The tinted, metal-framed glass peaked above the locked passage. Grayish blue light dribbled over the dark storefronts, creating a webbed pattern on the tiled floor. The rusted fire escape at the far end was broken; she had no option.
She clutched the stonework, feeling the pipe sway dangerously below the oval mezzanine window that overlooked the passage like a balcony. Two floors rose above her. Below in the shadows, she heard the metallic click of a door.
She shimmied up the stone, reaching and pulling herself to the next window ledge, which was dusty and sharp. An ominous crack came from the pipe and she climbed faster, searching for toeholds, panting and praying. She tried not to look down but every few meters her grip slipped and her eyes locked on the dirty tile below.

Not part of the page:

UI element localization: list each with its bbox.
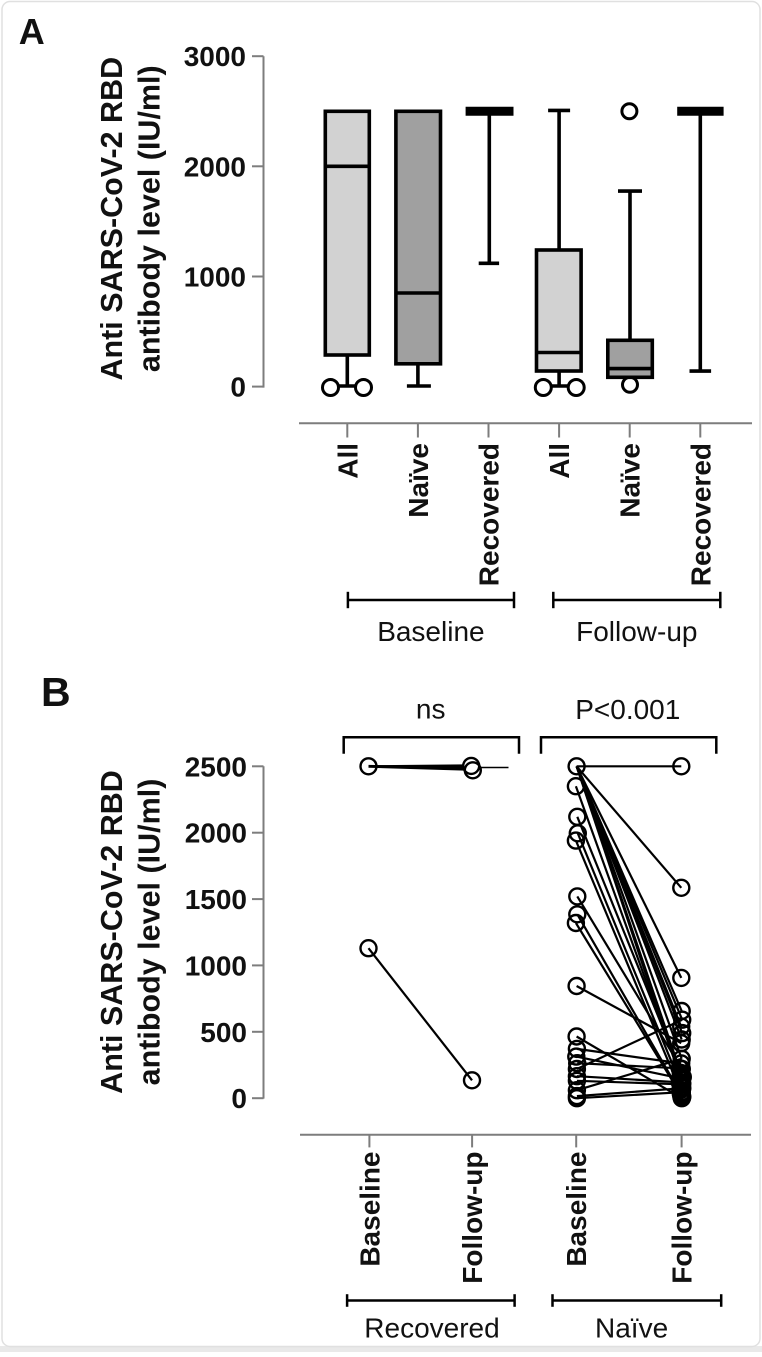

Power tools, glass rectangles, and metal rods filled the walkway skirting the glass roof. She jumped onto the walkway, landing by a bucket of plaster, hammers, and saws. She stood and tried the window handle. Rusted shut. No way to get out.
Thuds and pounding shook the water-stained door on her right.
Whoever it was had made it up here by the stairway while she’d had to do it the hard way.
She reached into the pack for the .357 and used it as a hammer against one of the panes in the heavy glass roof. The several-meter-thick glass didn’t even chip. She didn’t want to waste bullets so she put back the .357 and picked up the nail gun at her feet, flicked the switch, and shot nails into the glass, which veined into rivers of tiny cracks, sparkling in the dim light. Panes quivered and then shattered.
Stooping, she was about to crawl through the hole she had made when an arm caught her and spun her around.
Gisela’s face glistened.
“Like I said, I’m good at following up,” she said, pointing a Beretta, like Aimée’s, at her. “They belong to me. My mother died for them.”
“The diamonds? Your mother committed suicide because her political convictions crumbled and she couldn’t take prison anymore,” Aimée said. “But wherever they are, you’re welcome to them. Ask Jules.”